Loyalism in Development

WAR OF INDEPENDENCE

In 1919, the Irish Volunteers were officially renamed the Irish Republican Army – quickly to be known as simply, the IRA. According to the IRA and republican ideology, British forces in Ireland, which included the Royal Irish Constabulary (RIC), were now viewed as an occupying force, a force that the IRA intended to wage war against. Michael Collins, who after surviving the Easter Rising became a military commander within the Irish Volunteers, was made the IRA’s Adjutant General and Director of Organization of Intelligence, essentially giving him the position of commander. With this high-ranking position, and his post as the Minister of Finance in Dáil Éireann, Collins became the principle strategist and financier for the IRA. The first shots of the War of Independence were fired on 21 January 1919, the same day as the opening of the new Irish assembly in Dublin.
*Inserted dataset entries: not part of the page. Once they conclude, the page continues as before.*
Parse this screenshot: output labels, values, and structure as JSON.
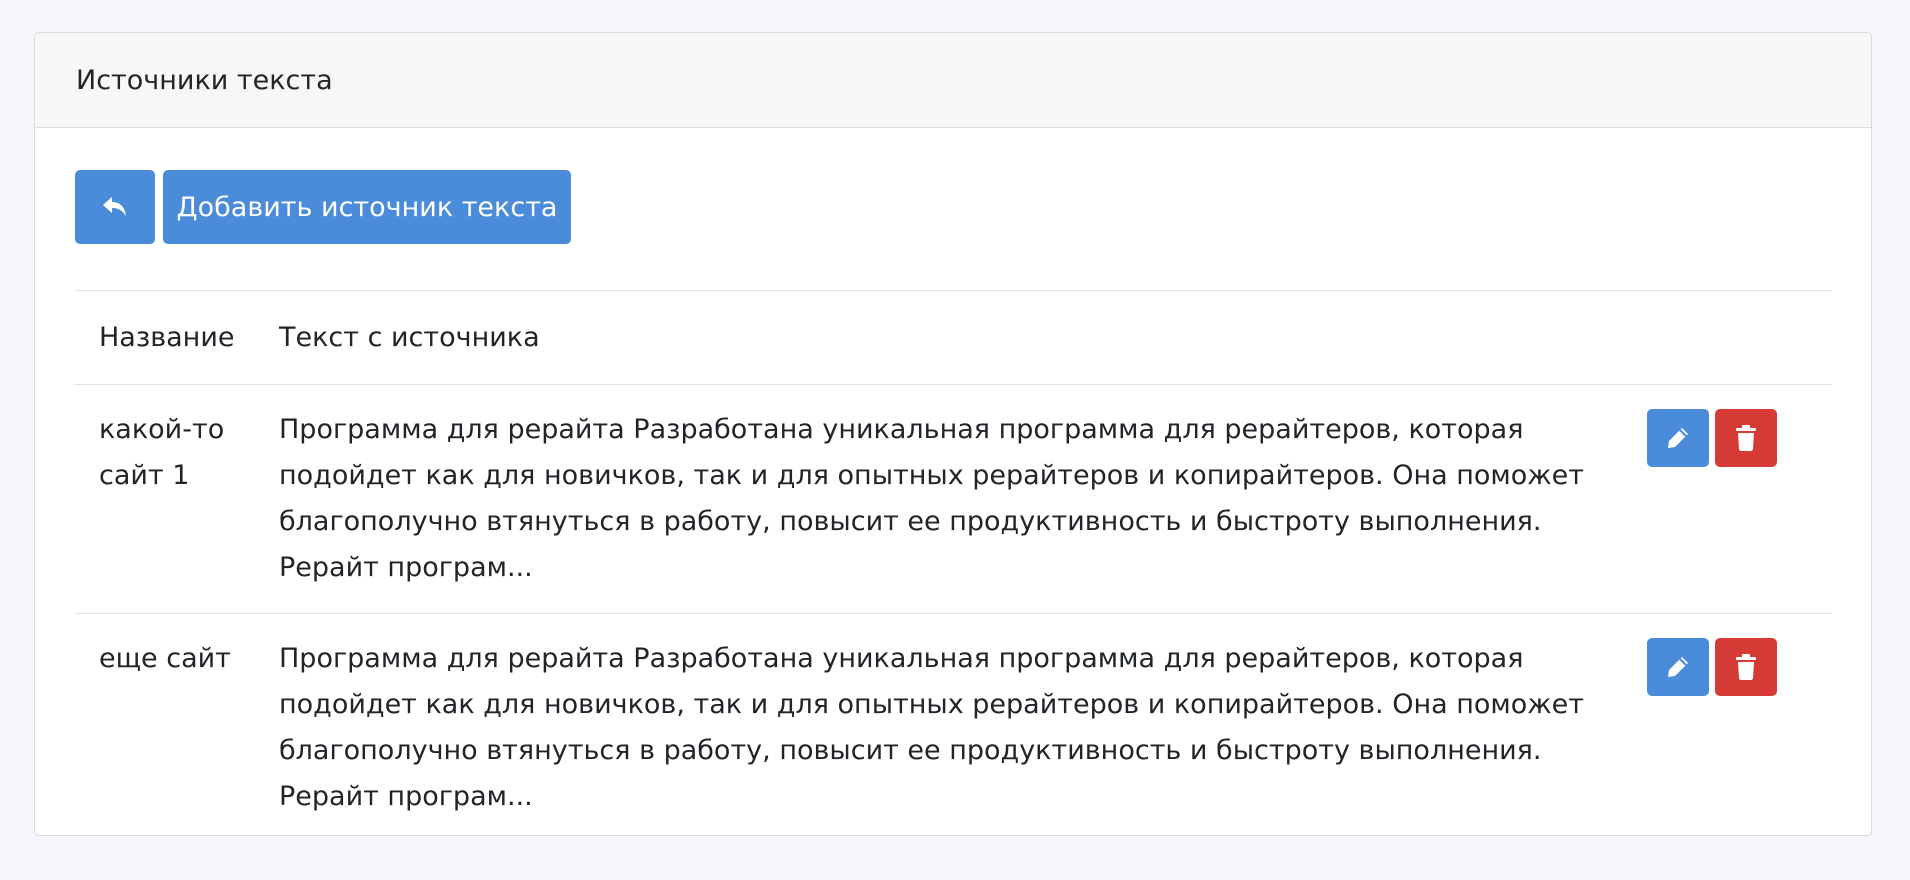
{
  "card": {
    "title": "Источники текста"
  },
  "toolbar": {
    "back_icon": "reply-icon",
    "add_label": "Добавить источник текста"
  },
  "table": {
    "headers": {
      "name": "Название",
      "text": "Текст с источника"
    },
    "rows": [
      {
        "name": "какой-то сайт 1",
        "text": "Программа для рерайта Разработана уникальная программа для рерайтеров, которая подойдет как для новичков, так и для опытных рерайтеров и копирайтеров. Она поможет благополучно втянуться в работу, повысит ее продуктивность и быстроту выполнения. Рерайт програм...",
        "edit_icon": "pencil-icon",
        "delete_icon": "trash-icon"
      },
      {
        "name": "еще сайт",
        "text": "Программа для рерайта Разработана уникальная программа для рерайтеров, которая подойдет как для новичков, так и для опытных рерайтеров и копирайтеров. Она поможет благополучно втянуться в работу, повысит ее продуктивность и быстроту выполнения. Рерайт програм...",
        "edit_icon": "pencil-icon",
        "delete_icon": "trash-icon"
      }
    ]
  },
  "colors": {
    "primary": "#4a8cd9",
    "danger": "#d63a35",
    "page_background": "#f4f6f9",
    "header_background": "#f7f7f7"
  }
}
On that day, an IRA unit shot dead two RIC constables, who were escorting a cart of explosives near a quarry in County Tipperary. The attack provided Collins with the model for the IRA’s ‘Flying Columns’ which were used to antagonize the RIC and British auxiliary forces throughout the war. In the eighteen-month long war over 500 soldiers and policemen and over 700 IRA members were killed. By the spring of 1921, both sides recognized that victory was unlikely and that the high losses and horrific violence had to end.